PARAGOULD, AR (KAIT) - Black River Technical College is offering a special welding course for those who want to pursue careers where extremely precise welding is important.
Skilled pipe welders are a rare commodity and bring in top dollar for their work. The new welding course at Black River Technical College doesn't give you college credit, it's teaching valuable skills.
The skills these guys are learning are truly amazing and can be used world wide. David Mason was putting this first class of pipe welders through their paces. Even with just only four students in this initial program, the welders and grinders were humming away.
The 18 week course is getting close to finishing up. A former pipe welder himself, Mason says welding like this is special because of the safety demands on the finished product.

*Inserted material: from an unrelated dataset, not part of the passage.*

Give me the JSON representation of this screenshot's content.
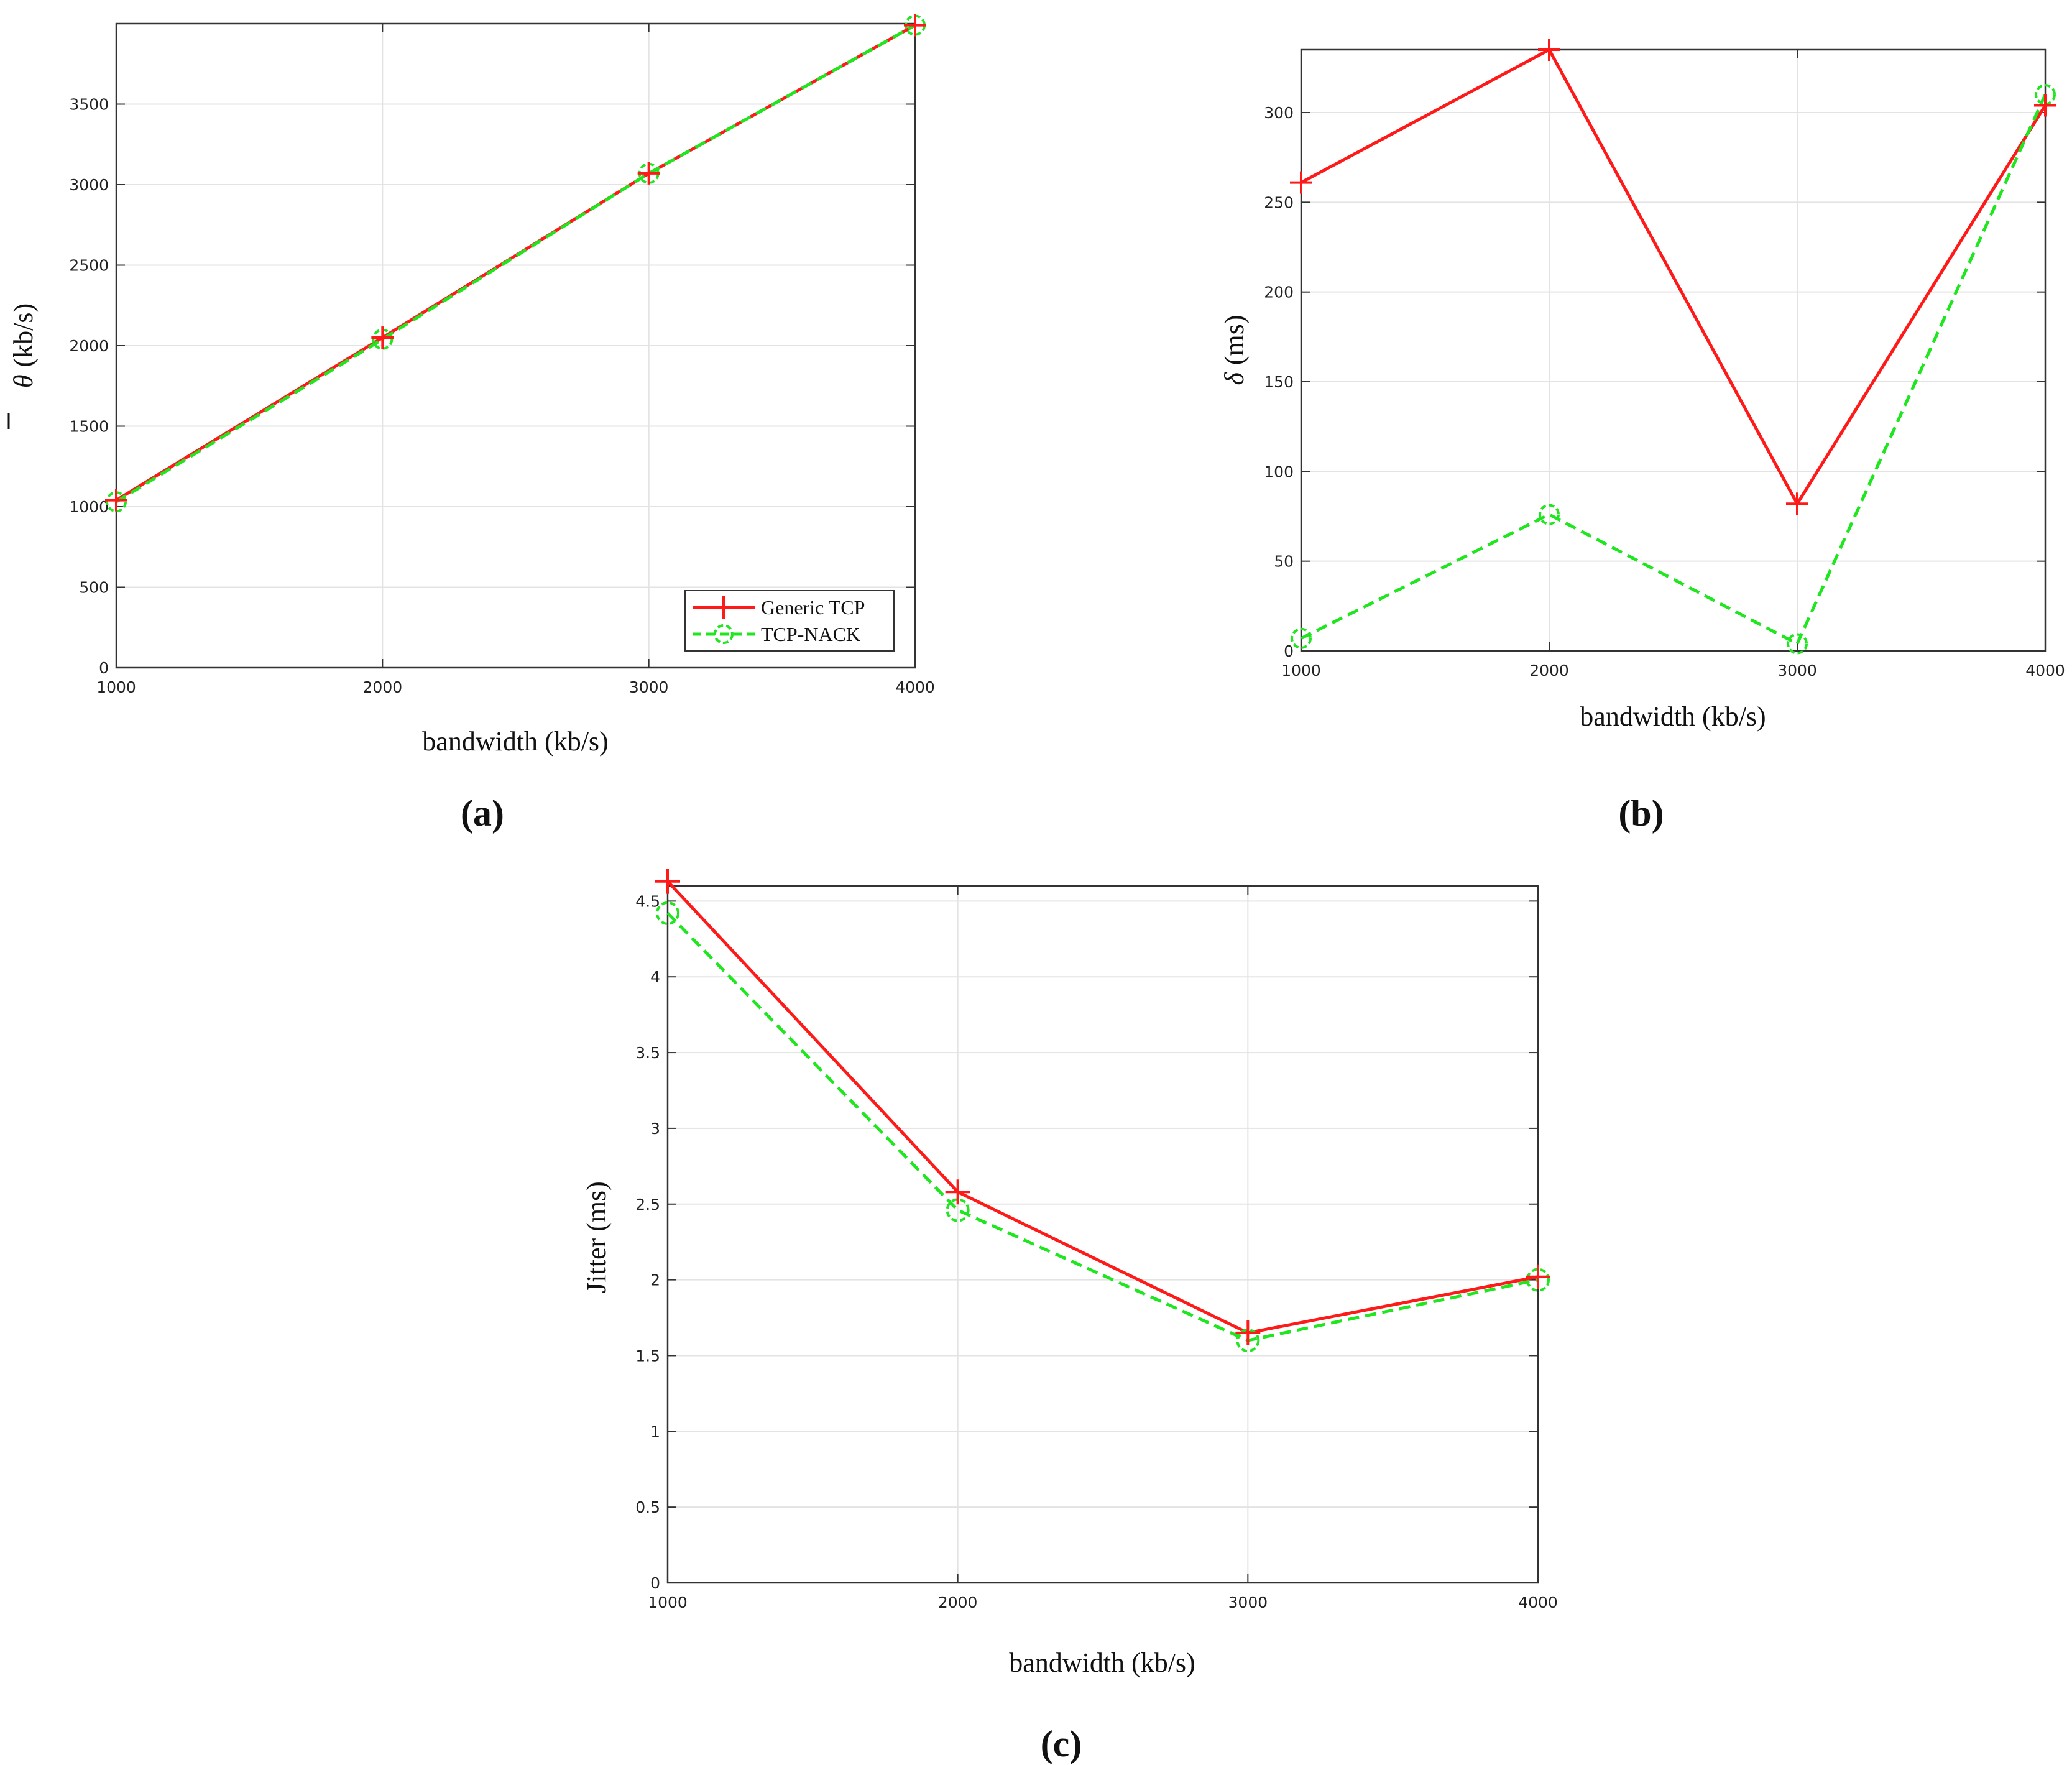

Mason, "This type of welding is used in paper mills, power houses, nuclear powerhouses, coal fired powerhouses, things like that." Mason says that even though there are lots of welders out there, having this kind of skill is very much in demand and closely inspected. "And that's the quality of work that has to be done and they pay them for having that skill set to do that of a quality of craft."
The course is taught at Black River Technical College in Paragould but is not a college course. That means no credit or college loans. Students must come up with the 68 Hundred dollar course fee themselves. The three students we talked to had financed the course by either bank loans or the family had loaned them the money. Two of the three worked full time jobs after school was over.

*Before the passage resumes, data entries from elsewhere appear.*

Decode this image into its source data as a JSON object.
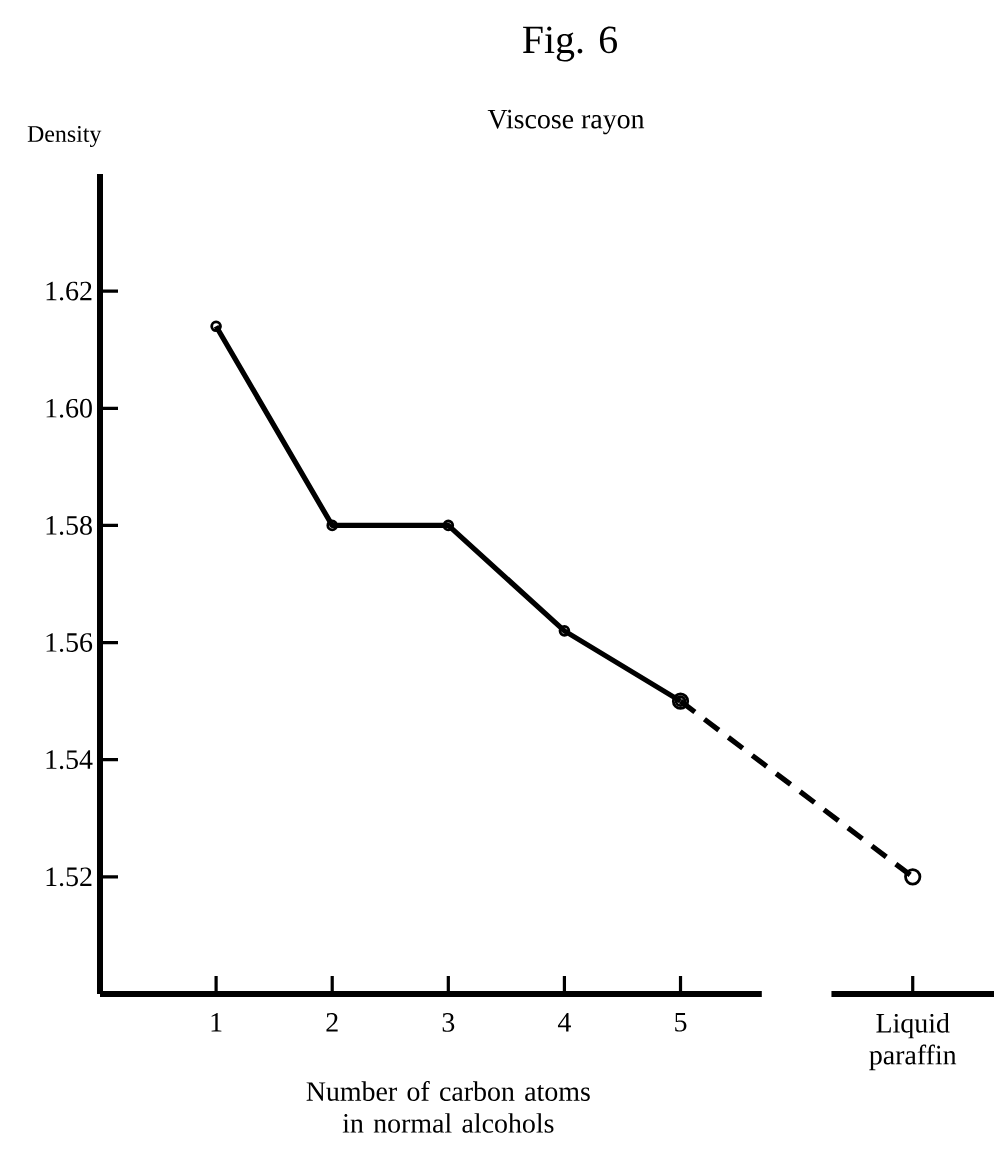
{
  "chart_data": {
    "type": "line",
    "title": "Fig. 6",
    "subtitle": "Viscose rayon",
    "xlabel": "Number of carbon atoms in normal alcohols",
    "ylabel": "Density",
    "xlim": [
      0,
      7.7
    ],
    "ylim": [
      1.5,
      1.64
    ],
    "xticks": [
      1,
      2,
      3,
      4,
      5,
      {
        "value": 7,
        "label": "Liquid paraffin"
      }
    ],
    "yticks": [
      1.52,
      1.54,
      1.56,
      1.58,
      {
        "value": 1.6,
        "label": "1.60"
      },
      1.62
    ],
    "marker": "circle",
    "grid": false,
    "series": [
      {
        "color": "#000000",
        "line_style": "solid",
        "x": [
          1,
          2,
          3,
          4,
          5
        ],
        "values": [
          1.614,
          1.58,
          1.58,
          1.562,
          1.55
        ]
      },
      {
        "color": "#000000",
        "line_style": "dashed",
        "x": [
          5,
          7
        ],
        "values": [
          1.55,
          1.52
        ]
      }
    ]
  }
}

Keith Eddings runs an auto body shop. He was working with a TIG welder as I looked over his shoulder. Eddings says if you land the right job the course pays for itself.
Eddings, "Your investment will pay off in two months. It will pay for the course itself."
The lab is state of the art. It has been newly remodeled and equipped for this program...and it's "green" as much as a welding shop can be.
Mason, "The whole idea is not to waste resources. We have a good recycling program here. We have a vent system that will filter this smoke before it is released into the atmosphere."
The school day begins at Seven and ends at One. Students spend an hour or so a day in a classroom and then 5 hours hands-on. Students use, stick, MIG, flux core and TIG welders.
Eddings says he wishes he had started this program when he was a younger man. "It's very demanding." He says. "Hand and eye coordination. I mean you gotta have it to be a good welder and be real picky with your work. One little mistake you have to stop and fix it before you go on. It's all X-ray quality."
Mason says when you apply for a job as a pipe welder they will inspect your work very closely. If it doesn't meet standards, very critical standards, it's "Thanks for coming...next."
There will be a new class starting up in November and Mason says he hopes to have more students as word gets out.